The crates.io trie is implemented in a limited way. It has only 2 levels of directories distinguishing the first 4 characters (and special cases for crates with 3 character names and less). That means you can't use the trie structure beyond the first 4 characters to speed up your search: after that you can only list all crates having the same first 4 letters as the one you are inquiring about, or you can test. Both are non-scalable approaches.

Yes, if the trie got extended to go deeper than just 2 levels the problem would be solved. That's a good point and I haven't thought about it. But note that the 2 level format is currently hardcoded in cargo, so there are backwards compatibility concerns.

It is a problem, because it is possible that there will be malicious actors who will exploit this, for example for DoS attacks.

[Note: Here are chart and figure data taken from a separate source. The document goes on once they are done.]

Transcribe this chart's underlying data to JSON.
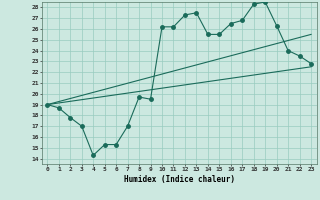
{
  "xlabel": "Humidex (Indice chaleur)",
  "xlim": [
    -0.5,
    23.5
  ],
  "ylim": [
    13.5,
    28.5
  ],
  "xticks": [
    0,
    1,
    2,
    3,
    4,
    5,
    6,
    7,
    8,
    9,
    10,
    11,
    12,
    13,
    14,
    15,
    16,
    17,
    18,
    19,
    20,
    21,
    22,
    23
  ],
  "yticks": [
    14,
    15,
    16,
    17,
    18,
    19,
    20,
    21,
    22,
    23,
    24,
    25,
    26,
    27,
    28
  ],
  "bg_color": "#cce8e0",
  "grid_color": "#99ccc0",
  "line_color": "#1a6b5a",
  "line1_x": [
    0,
    1,
    2,
    3,
    4,
    5,
    6,
    7,
    8,
    9,
    10,
    11,
    12,
    13,
    14,
    15,
    16,
    17,
    18,
    19,
    20,
    21,
    22,
    23
  ],
  "line1_y": [
    19.0,
    18.7,
    17.8,
    17.0,
    14.3,
    15.3,
    15.3,
    17.0,
    19.7,
    19.5,
    26.2,
    26.2,
    27.3,
    27.5,
    25.5,
    25.5,
    26.5,
    26.8,
    28.3,
    28.5,
    26.3,
    24.0,
    23.5,
    22.8
  ],
  "line2_x": [
    0,
    23
  ],
  "line2_y": [
    19.0,
    22.5
  ],
  "line3_x": [
    0,
    23
  ],
  "line3_y": [
    19.0,
    25.5
  ],
  "marker_size": 2.5
}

The only real solution is to get rid of the brute force search: Create an internal index where all hyphens and underscores are substituted with a single character. This will allow constant-time lookup.

The problem is that this is incompatible with the current crate index format, and I agree with @kornel that this format should be deprecated and replaced with something that scales better:

I do not believe that real users will ever have enough underscores and hyphens in their crate names that the exponential look up could matter. This discussion is a misapplication of resources.

2 Likes

Users can already perform DOS attacks by sticking infinite loops in build.rs. If you don't trust your dependencies this is not a new problem. The only problem space is if users can introduce problems for non malicious crates by publishing similarly named crates.

The crates.io database can key on a normalized name and store the canonical name alongside it.

The only potential problem is people publishing crates that have a similar normalized name to existing crates, and that's only a problem if the following two things are true:

  • the registry index trie is deep (it's not, though it could be)
  • the user is allowed to autopublish an exponential number of crates (they're not)

In the current universe the worst case is "you have to search through all crates in a trie leaf", which if the trie gets in a state where this is actually a large number, we can always add more levels.

And this whole thing is predicated on non malicious crates existing that have more than six separators.

As boats said, this is a non problem, let's move along.